Meta ha depositato un brevetto per un dispositivo indossabile basato sull’intelligenza artificiale progettato per monitorare continuamente gli stati emotivi degli utenti analizzando la loro voce, l’ambiente circostante e le abitudini quotidiane. Il brevetto, depositato nel dicembre 2025 e pubblicato il 2 luglio 2026 (US 2026/0182881 A1), descrive un sistema in grado di registrare momenti di “sospiri, risate e/o toni di una o più voci” a intervalli specifici, combinando dati audio con informazioni sulla posizione, oggetti contestuali e programmi di farmaci.

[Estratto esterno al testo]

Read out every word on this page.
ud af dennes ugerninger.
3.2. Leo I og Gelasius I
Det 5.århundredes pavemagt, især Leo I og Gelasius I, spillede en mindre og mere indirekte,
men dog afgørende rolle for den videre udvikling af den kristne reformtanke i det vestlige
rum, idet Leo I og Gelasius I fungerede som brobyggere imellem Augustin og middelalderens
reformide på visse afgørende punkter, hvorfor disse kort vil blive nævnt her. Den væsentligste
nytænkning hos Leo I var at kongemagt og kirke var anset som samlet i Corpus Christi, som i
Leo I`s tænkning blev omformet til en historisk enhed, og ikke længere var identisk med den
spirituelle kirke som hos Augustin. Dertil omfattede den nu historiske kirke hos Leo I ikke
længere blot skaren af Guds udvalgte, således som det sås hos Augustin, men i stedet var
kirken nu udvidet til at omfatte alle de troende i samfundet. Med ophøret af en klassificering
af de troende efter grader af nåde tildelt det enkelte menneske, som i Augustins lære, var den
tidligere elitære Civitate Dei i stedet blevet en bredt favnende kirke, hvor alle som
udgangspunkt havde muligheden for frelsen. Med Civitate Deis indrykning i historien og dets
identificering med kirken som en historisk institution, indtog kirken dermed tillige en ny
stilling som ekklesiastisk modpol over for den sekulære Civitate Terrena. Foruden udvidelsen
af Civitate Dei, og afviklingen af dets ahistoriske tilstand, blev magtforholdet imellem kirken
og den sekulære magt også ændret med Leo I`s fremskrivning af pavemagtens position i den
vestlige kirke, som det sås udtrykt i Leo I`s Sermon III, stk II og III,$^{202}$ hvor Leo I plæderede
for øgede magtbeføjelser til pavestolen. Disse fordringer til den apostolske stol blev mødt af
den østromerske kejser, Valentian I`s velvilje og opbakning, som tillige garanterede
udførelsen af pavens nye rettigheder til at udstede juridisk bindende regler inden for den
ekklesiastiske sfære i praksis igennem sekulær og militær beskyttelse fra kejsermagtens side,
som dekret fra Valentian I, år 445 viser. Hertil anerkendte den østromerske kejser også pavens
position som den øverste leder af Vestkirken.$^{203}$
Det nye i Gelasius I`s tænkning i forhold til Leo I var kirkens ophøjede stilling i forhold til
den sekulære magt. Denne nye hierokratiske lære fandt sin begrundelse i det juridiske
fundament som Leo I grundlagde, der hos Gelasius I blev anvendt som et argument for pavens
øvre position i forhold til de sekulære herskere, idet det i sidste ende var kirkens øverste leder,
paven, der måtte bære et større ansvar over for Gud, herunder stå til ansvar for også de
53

L’azienda afferma che il sistema mira a migliorare la precisione dell’analisi emotiva sincronizzando i dati provenienti da più sensori. Include un modello di apprendimento automatico che interpreta i segnali verbali e non verbali dell’audio registrato, mettendo in relazione gli indicatori dell’umore con vari elementi contestuali come l’ora del giorno e l’attività dell’utente.
Il brevetto descrive inoltre in dettaglio un meccanismo per generare report periodici che riassumono le tendenze emotive, citando specifici casi audio come prova. Il documento rileva che i dati di addestramento potrebbero includere “attributi di migliaia di oggetti”, come libri e messaggi personali.
Mentre Meta posiziona la tecnologia come un progresso nel fitness coaching, sorgono problemi di privacy a causa della necessità di una registrazione audio costante senza una parola di attivazione. I critici sottolineano che il dispositivo potrebbe registrare le interazioni con altri, estendendo così le preoccupazioni esistenti sulle pratiche di registrazione non consensuali evidenti negli occhiali intelligenti Ray-Ban di Meta.
Il brevetto fa riferimento al controverso studio di Meta sul “contagio emotivo” del 2012, in cui l’azienda ha manipolato i feed di notizie di 700.000 utenti di Facebook senza il loro consenso per valutare l’influenza sull’umore. Tracy Clayton, portavoce di Meta, ha affermato che “i brevetti di Meta vengono spesso depositati per rivelare concetti che possono o meno essere implementati”, affermando che un brevetto non garantisce il perseguimento della tecnologia da parte dell’azienda.
Il potenziale sviluppo e lancio del dispositivo rimangono incerti, mentre il brevetto illustra la strategia di Meta di monetizzare i dati emotivi. Il brevetto è stato segnalato per la prima volta da Patentlyze il 2 luglio 2026.